11.1 Electron microscopes  (Page 2/2)

High-resolution transmission electron microscope (hrtem)

There are high-resolution TEM (HRTEM) which have been built. In fact the resolution is sufficient to show carbon atoms in diamond separated by only 89 picometers and atoms in silicon at 78 picometers. This is at magnifications of 50 million times. The ability to determine the positions of atoms within materials has made the HRTEM a very useful tool for nano-technologies research. It is also very important for the development of semiconductor devices for electronics and photonics.

Transmission electron microscopes produce two-dimensional images.

Scanning electron microscope (sem)

The Scanning Electron Microscope (SEM) produces images by hitting the target with a primary electron beam which then excites the surface of the target. This causes secondary electrons to be emitted from the surface which are then detected. So the electron beam in the SEM is moved (or scanned) across the sample, while detectors build an image from the secondary electrons.

Generally, the transmission electron microscope's resolution is about an order of magnitude better than the SEM resolution. However, because the SEM image relies on surface processes rather than transmission it is able to image bulk samples (unlike optical microscopes and TEM which require the samples to be thin) and has a much greater depth of view, and so can produce images that are a good representation of the 3D structure of the sample.

Disadvantages of an electron microscope

Electron microscopes are expensive to buy and maintain. They are also very sensitive to vibration and external magnetic fields. This means that special facilities are required to house microscopes aimed at achieving high resolutions. Also the targets have to be viewed in vacuum, as the electrons would scatter off the molecules that make up air.

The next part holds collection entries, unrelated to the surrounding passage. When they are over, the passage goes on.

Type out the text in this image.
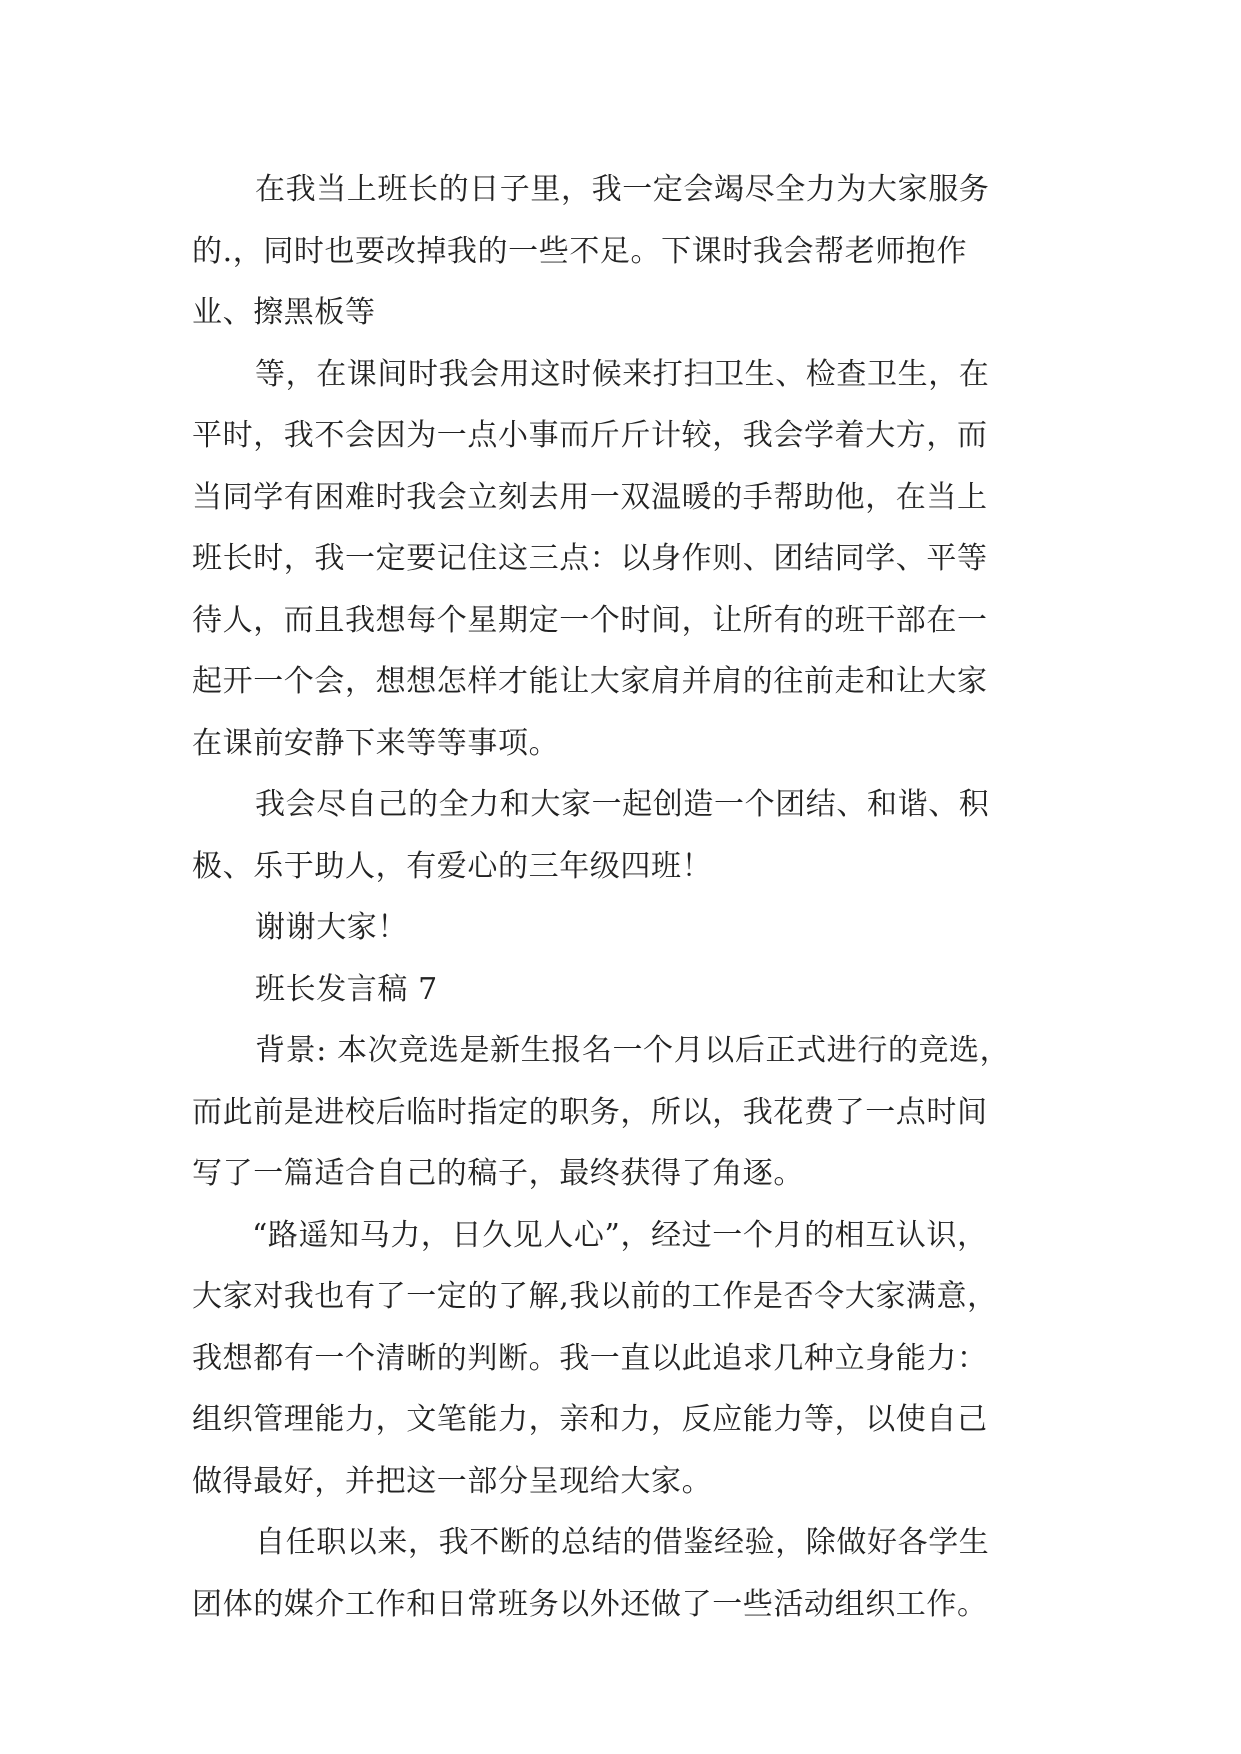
在我当上班长的日子里，我一定会竭尽全力为大家服务
的.，同时也要改掉我的一些不足。下课时我会帮老师抱作
业、擦黑板等
等，在课间时我会用这时候来打扫卫生、检查卫生，在
平时，我不会因为一点小事而斤斤计较，我会学着大方，而
当同学有困难时我会立刻去用一双温暖的手帮助他，在当上
班长时，我一定要记住这三点：以身作则、团结同学、平等
待人，而且我想每个星期定一个时间，让所有的班干部在一
起开一个会，想想怎样才能让大家肩并肩的往前走和让大家
在课前安静下来等等事项。
我会尽自己的全力和大家一起创造一个团结、和谐、积
极、乐于助人，有爱心的三年级四班！
谢谢大家！
班长发言稿 7
背景: 本次竞选是新生报名一个月以后正式进行的竞选，
而此前是进校后临时指定的职务，所以，我花费了一点时间
写了一篇适合自己的稿子，最终获得了角逐。
“路遥知马力，日久见人心”，经过一个月的相互认识，
大家对我也有了一定的了解,我以前的工作是否令大家满意，
我想都有一个清晰的判断。我一直以此追求几种立身能力：
组织管理能力，文笔能力，亲和力，反应能力等，以使自己
做得最好，并把这一部分呈现给大家。
自任职以来，我不断的总结的借鉴经验，除做好各学生
团体的媒介工作和日常班务以外还做了一些活动组织工作。
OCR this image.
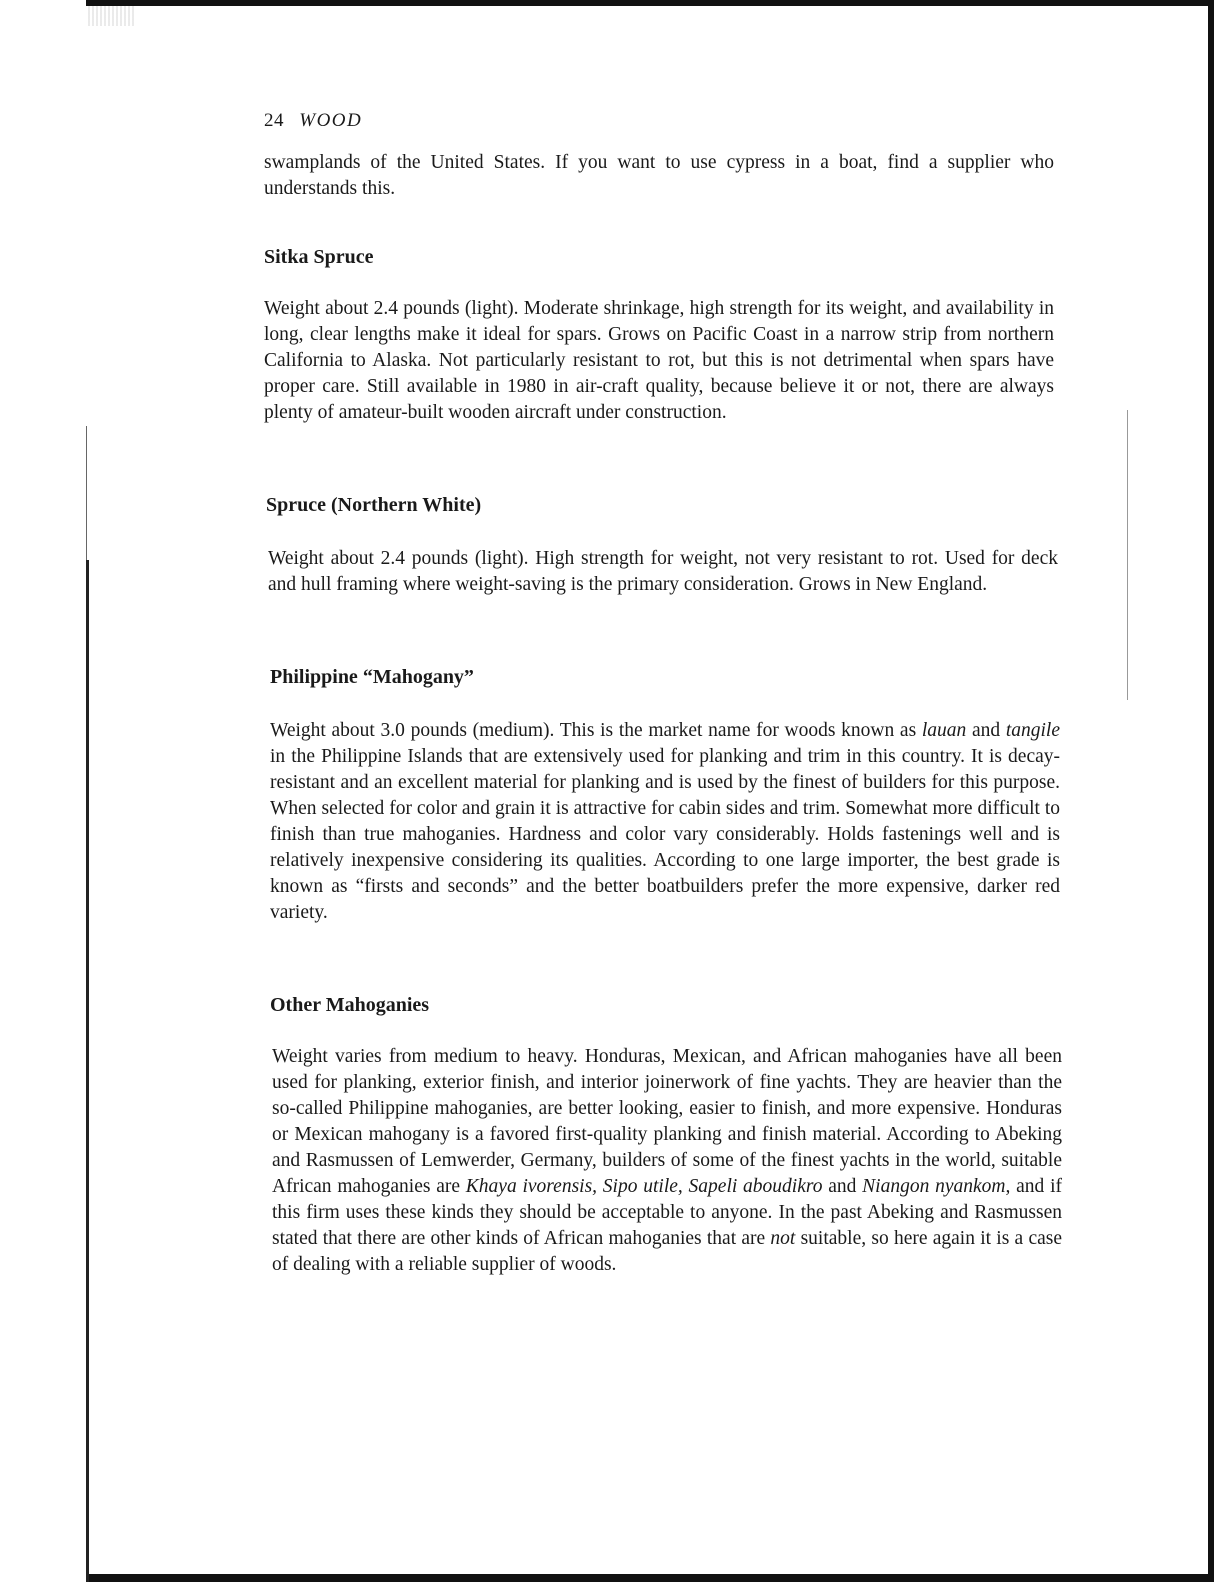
24 WOOD
swamplands of the United States. If you want to use cypress in a boat, find a supplier who understands this.
Sitka Spruce
Weight about 2.4 pounds (light). Moderate shrinkage, high strength for its weight, and availability in long, clear lengths make it ideal for spars. Grows on Pacific Coast in a narrow strip from northern California to Alaska. Not particularly resistant to rot, but this is not detrimental when spars have proper care. Still available in 1980 in air-craft quality, because believe it or not, there are always plenty of amateur-built wooden aircraft under construction.
Spruce (Northern White)
Weight about 2.4 pounds (light). High strength for weight, not very resistant to rot. Used for deck and hull framing where weight-saving is the primary consideration. Grows in New England.
Philippine “Mahogany”
Weight about 3.0 pounds (medium). This is the market name for woods known as lauan and tangile in the Philippine Islands that are extensively used for planking and trim in this country. It is decay-resistant and an excellent material for planking and is used by the finest of builders for this purpose. When selected for color and grain it is attractive for cabin sides and trim. Somewhat more difficult to finish than true mahoganies. Hardness and color vary considerably. Holds fastenings well and is relatively inexpensive considering its qualities. According to one large importer, the best grade is known as “firsts and seconds” and the better boatbuilders prefer the more expensive, darker red variety.
Other Mahoganies
Weight varies from medium to heavy. Honduras, Mexican, and African mahoganies have all been used for planking, exterior finish, and interior joinerwork of fine yachts. They are heavier than the so-called Philippine mahoganies, are better looking, easier to finish, and more expensive. Honduras or Mexican mahogany is a favored first-quality planking and finish material. According to Abeking and Rasmussen of Lemwerder, Germany, builders of some of the finest yachts in the world, suitable African mahoganies are Khaya ivorensis, Sipo utile, Sapeli aboudikro and Niangon nyankom, and if this firm uses these kinds they should be acceptable to anyone. In the past Abeking and Rasmussen stated that there are other kinds of African mahoganies that are not suitable, so here again it is a case of dealing with a reliable supplier of woods.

Scanning electron microscope (sem)

Scanning electron microscopes usually image conductive or semi-conductive materials best. A common preparation technique is to coat the target with a several-nanometer layer of conductive material, such as gold, from a sputtering machine; however this process has the potential to disturb delicate samples.

The targets have to be prepared in many ways to give proper detail. This may result in artifacts purely as a result of the treatment. This gives the problem of distinguishing artifacts from material, particularly in biological samples. Scientists maintain that the results from various preparation techniques have been compared, and as there is no reason that they should all produce similar artifacts, it is therefore reasonable to believe that electron microscopy features correlate with living cells.

Uses of electron microscopes

Electron microscopes can be used to study:

• the topography of an object $-$ how its surface looks.
• the morphology of particles making up an object $-$ their shapes and sizes.
• the composition of an object $-$ the elements and compounds that the object is composed of and the relative amounts of them.
• the crystallographic information for crystalline samples $-$ how the atoms are arranged in the object.

End of chapter exercises

1. If the following particles have the same velocity, which has the shortest wavelength: electron, hydrogen atom, lead atom?
2. A bullet weighing 30 g is fired at a velocity of $500\mathrm{m}·{\mathrm{s}}^{-1}$ . What is its wavelength?
3. Calculate the wavelength of an electron which has a kinetic energy of $1.602\times {10}^{-19}$  J.
4. If the wavelength of an electron is ${10}^{-9}$  m what is its velocity?
5. Considering how one calculates wavelength using slits, try to explain why we would not be able to physically observe diffraction of the cricket ball in the first worked example.